L'associazione Terra di confine e la Protezione civile di Dolceacqua alla frontiera con l'Ucraina
Un viaggio lampo a Beregsurany, in Ungheria, dove sorge un centro di accoglienza profughi gestito dai Cavalieri di Malta
Il viaggio al confine con l'Ucraina per portare generi di prima necessità ai profughi
L’associazione “Terra di confine” di Ventimiglia è partita alla volta del confine con l’Ucraina per un viaggio umanitario al quale ha preso parte anche la Protezione civile di Dolceacqua. L’equipaggio era composto da Cristian e Simone Vacca e da Mirko Scarfò. Un viaggio lampo a Beregsurany, in Ungheria, dove sorge un centro di accoglienza profughi gestito dai Cavalieri di Malta.
Il racconto del viaggio fino a Beregsurany
“Siamo partiti, alle 5, di venerdì primo aprile - raccontano - e abbiano guidato tranquillamente, tra i vari cantieri autostradali, fino a Desenzano. Alle 11, siamo dovuti uscire e trovare un meccanico, essendosi guastato un motorino dei tergicristalli.
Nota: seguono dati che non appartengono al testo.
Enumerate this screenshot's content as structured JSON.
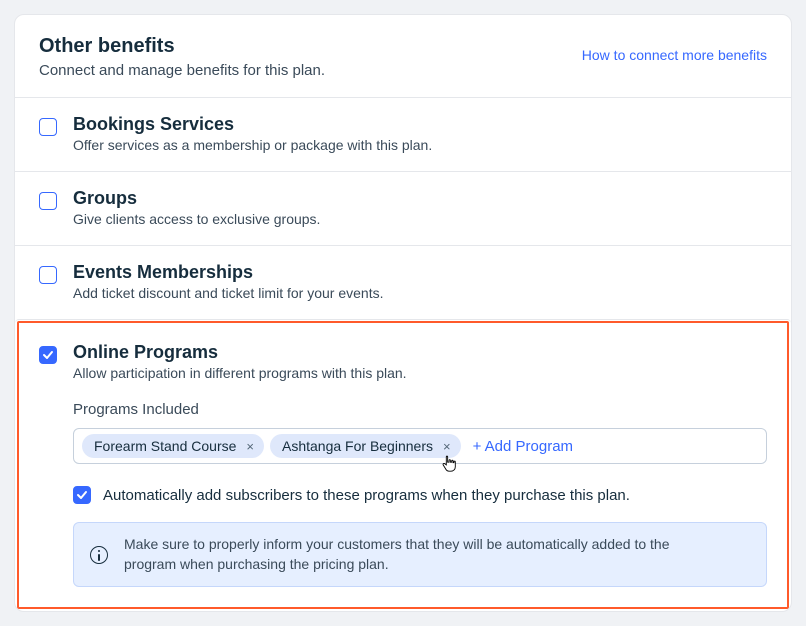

Trovare il pezzo non è stato semplice e così siamo stati costretti a rinviare al pomeriggio e siamo ripartiti, verso le 16”. Ma non finisce qui. “Viaggiando sotto l’acqua siamo arrivati in motel, di notte verso l’una meno un quarto. Abbiamo fatto una doccia e dormito e, alle 8, eravamo già ripartiti per il campo. Al nostro arrivo erano contenti di vedere gli italiani. Avevamo 2,3 tonnellate tra cibo, medicine e vestiti. Abbiamo donato giocattoli e caramelle ai bambini, felicissimi di ricevere un regalo. Abbiamo preso un caffè e scambiato due parole con gli operatori del campo. Quindi, abbiano fatto salire con noi marito e moglie che dovevano andare vicino Gorizia dalla figlia e siamo andati a scaricare gli aiuti in un magazzino della Croce Rossa”
L'emozione di incontrare i bambini
Prosegue il racconto: “quindi, abbiamo intrapreso la strada del ritorno. Fino al confine con l’Italia, l’autostrada era senza cantieri, ma con vento, pioggia, neve e grandine. Per fortuna, si viaggiava tranquillamente”. Concludono i tre volontari: “E’ stata comunque un’emozione fortissima, ne è valsa la pena. L’accoglienza al campo è stata emozionante: tutti volevano parlarci, scattare una foto ricordo con noi italiani. Ci chiedevano com'è stato il viaggio e se avevamo novità sulla situazione in Ucraina, perché non hanno molte notizie sulla guerra e ascoltano qualche telegiornale soltanto. Insomma, è stato un viaggio che unisce, in cui cadono tutte le barriere linguistiche e culturali”.